Fourier is a Great Tool for Tropical Phenology
We made significant progress on this analytical challenge last year through the development of Fourier methods – based on the regular repeating patterns of sine curves – for tropical phenology. We published a paper in Methods in Ecology and Evolution – ‘Fourier analysis to detect phenological cycles using long‐term tropical field data and simulations’ – describing how Fourier analysis can be used to quantify the frequency, strength, timing and synchrony of tropical plant cycles. Alongside this we wrote an article on this blog using smoothies to explain just why Fourier is such a great tool for tropical phenology in an effort to make the maths more palatable. We also made great efforts to share our findings and code with our research colleagues and have been delighted by the ways in which these methods have allowed the field to move forward.

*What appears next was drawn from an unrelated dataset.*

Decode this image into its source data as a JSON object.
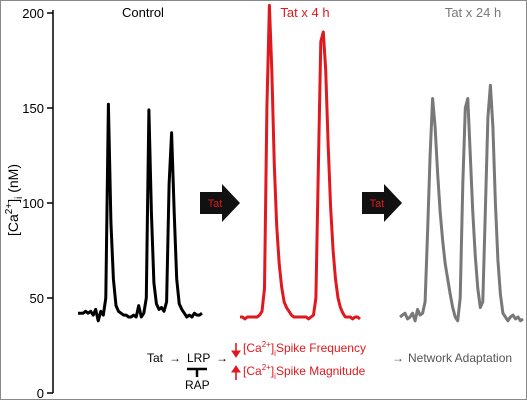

Recent Developments in Fourier Methods for Individual-Level Plant Phenology
In the last year we’ve seen the growth of Fourier-based methods among our colleagues’ work around the world. Our research group has continued to use the powerful Lopé dataset (currently the longest continuous directly observed dataset available for Africa, possibly for the entire tropics) to improve and extend the analytical tools.
A particular feature of our approach has been to apply Fourier methods to data from individual trees, made possible by the high resolution of the long-term data at Lopé. We used the methods developed in our original article in a new paper released in Biotropica last month – ‘Towards effective monitoring of tropical phenology: maximizing returns and reducing uncertainty in long‐term studies’ (free to access for a limited time). In this recent analysis we combined Fourier indices for leafing, flowering and fruiting cycles at Lopé with expert knowledge on field conditions to identify major sources of noise in data collection. We made recommendations for effective monitoring of tropical phenology, including how to choose species likely to give robust data for assessing phenological changes over time, which will be a crucial step in predicting future biome shifts.
The Fourier methods published in our Methods in Ecology and Evolution article have also been expanded geographically to quantify flowering and fruiting phenology for 5446 trees of 196 species at 12 sites across the African continent. In this first pan-African phenology analysis, annual cycles were found to be the most common reproductive strategy. There were many individuals for which no regular cyclic behavior could be identified though.
In the same Biotropica Special Section on tropical phenology our Fourier methods for phenology are used to identify reproductive cycles among tropical tree species at Budongo Forest Reseve, Uganda. They’re also cited in three further papers (Abernethy et. al. 2018; Ouédraogo et. al. 2018 and Morellato et. al. 2018).
At the moment, our research group is working on extending our Fourier-based approach into the time domain. To do this, we’re using Wavelet analysis (windowed Fourier over time) to understand if and how the leafing, flowering and fruiting cycles at Lopé are changing with environmental change.
Application of Fourier-Methods for Species and Community-Level Phenology
Up to this point, we’ve structured our analyses to reflect the hierarchical nature of the natural system. We start at the scale of the individual plant and build up to include species, functional groups and the wider forest community. Since the publication of our article in MEE, a number of other applications of Fourier methods for species- and community-level phenology have emerged in the literature.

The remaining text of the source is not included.